Mais le pire, c’est lorsque qu’elle attaque le masque à oxygène. Là, pour elle, ce doit être terrible : snobée par les passagers, voilà qu’il lui faut maintenant enfiler ce masque sur son maquillage frais. Un masque jaune poussin, anti esthétique au possible ! Jusque-là, son regard restait figé vers l’arrière de l’appareil. Mais avec ce truc là sur le nez, gênée, ses yeux vont de gauche à droite, balayant un par un les voyageurs. Dans sa tête, c’est la logique inverse qui s’amorce : « Pourvu que personne ne lève la tête » se dit-elle. Ben oui, au moment où cette splendide hôtesse se décore la mâchoire d’un capuchon jaune, ce serait dommage d’être vu. C’est à ce moment-là que son regard s’arrête sur un passager. Il s’appelle Olivier Bureau ! Alors que tout le monde s’en fout, c’est le seul connard qui semble être intéressé par ce qui se passe dans le couloir de l’avion. A ce moment-là – permettez que je reprenne le relais puisqu’il s’agit de moi bien évidemment – je baisse la tête car j’ai un peu honte de l’avoir matée si longtemps. Désormais sans la fixer, je perçois dans mon champ de vision qu’elle continue à s’agiter avec ce masque. La pauvre, il lui faut en plus, refaire tous les mouvements pour coller à la version anglaise qui se fait entendre dans les haut-parleurs. Quel supplice !

Lorsque je relève la tête, elle a déjà troqué son masque à oxygène contre un gilet de sauvetage, qu’elle nous déplie vers le bas, tel un yoyo, en le maintenant par une cordelette. Pendant qu’elle exécute le mouvement approprié, la voix précise qu’il faut enfiler le gilet par la tête, dans l’éventualité où il y ait des demeurés qui tenteraient de l’enfiler par la taille. Puis, chose importante, une fois sur soi, le gilet doit se gonfler en tirant sur les poignées situées au niveau de la poitrine. Au moment de cette information vitale, j’ai souvent l’esprit qui part ailleurs, compte tenu du fait que personne n’écoute. Je m’imagine seul, en plein océan, au beau milieu de débris d’avion. Je flotte sur l’eau grâce à mon gilet de sauvetage gonflé à bloc. Soudain, un autre passager nage péniblement vers moi. Il est gêné dans ses mouvements de brasse par son gilet qu’il a enfilé comme un pantalon. S’agrippant à moi, il me dit « Au secours ! … Comment on gonfle le gilet ? ». Alors d’un air froid je lui réponds : « T’avais qu’à écouter, pauv’ con ! ». Et dans le même moment, je pose ma main sur le dessus de sa tête, et je l’enfonce, de plus belle, vers les fonds marins.
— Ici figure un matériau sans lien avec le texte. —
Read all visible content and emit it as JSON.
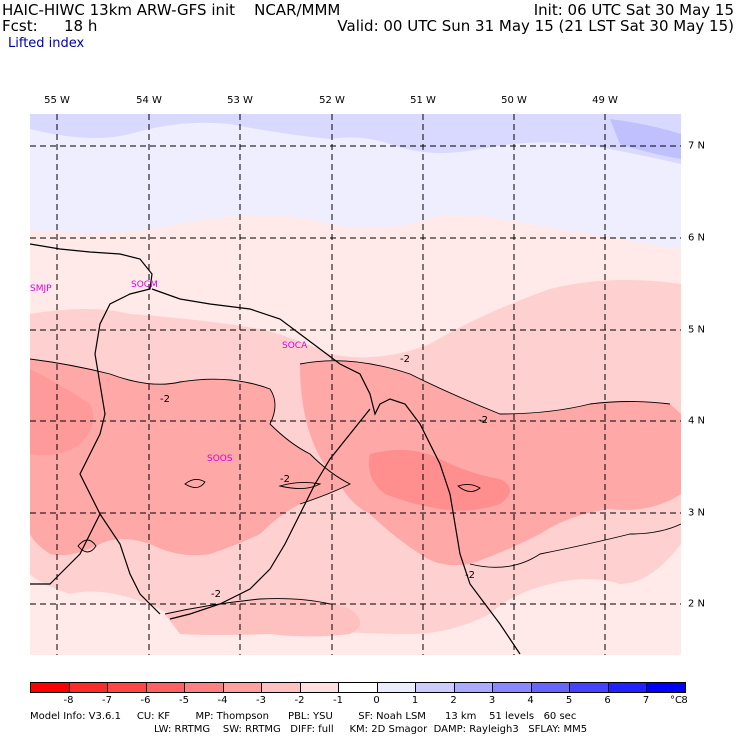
{
  "header": {
    "title_left": "HAIC-HIWC 13km ARW-GFS init    NCAR/MMM",
    "fcst_label": "Fcst:",
    "fcst_value": "18 h",
    "init": "Init: 06 UTC Sat 30 May 15",
    "valid": "Valid: 00 UTC Sun 31 May 15 (21 LST Sat 30 May 15)",
    "field": "Lifted index"
  },
  "axes": {
    "lon_labels": [
      "55 W",
      "54 W",
      "53 W",
      "52 W",
      "51 W",
      "50 W",
      "49 W"
    ],
    "lat_labels": [
      "7 N",
      "6 N",
      "5 N",
      "4 N",
      "3 N",
      "2 N"
    ]
  },
  "stations": [
    "SMJP",
    "SOCM",
    "SOCA",
    "SOOS"
  ],
  "contour_labels": [
    "-2",
    "-2",
    "-2",
    "-2",
    "-2",
    "-2"
  ],
  "colorbar": {
    "ticks": [
      "-8",
      "-7",
      "-6",
      "-5",
      "-4",
      "-3",
      "-2",
      "-1",
      "0",
      "1",
      "2",
      "3",
      "4",
      "5",
      "6",
      "7",
      "8"
    ],
    "unit": "°C",
    "colors": [
      "#ff0000",
      "#ff2a2a",
      "#ff4545",
      "#ff6060",
      "#ff8080",
      "#ffa0a0",
      "#ffc0c0",
      "#ffdede",
      "#ffffff",
      "#ececff",
      "#ccccff",
      "#aaaaff",
      "#8888ff",
      "#6666ff",
      "#4444ff",
      "#2222ff",
      "#0000ff"
    ]
  },
  "footer": {
    "line1": "Model Info: V3.6.1     CU: KF        MP: Thompson      PBL: YSU        SF: Noah LSM      13 km    51 levels   60 sec",
    "line2": "LW: RRTMG    SW: RRTMG   DIFF: full     KM: 2D Smagor  DAMP: Rayleigh3   SFLAY: MM5"
  }
}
Je sais ! Pas très humain comme rêve ! Mais mince ! C’est exaspérant ! Je suis sûr que parmi ceux qui jouent les hommes d’affaires dans l’avion et qui snobent l’hôtesse durant ses démonstrations, il y en a plein qui, en cas de catastrophe, seraient sous l’emprise de la panique en criant à tue-tête : « Comment on fait ? Comment on fait ? ». Alors, une fois installés dans nos sièges, avant que l’avion décolle, levons tous la tête ! Regardons l‘hôtesse et écoutons les consignes ! Et si toutefois c’est du rabâchage, faisons comme si on découvrait. Et si ce n’est pas par pitié pour l’hôtesse, au moins que ce soit par respect pour le métier qu’elle exerce devant nous.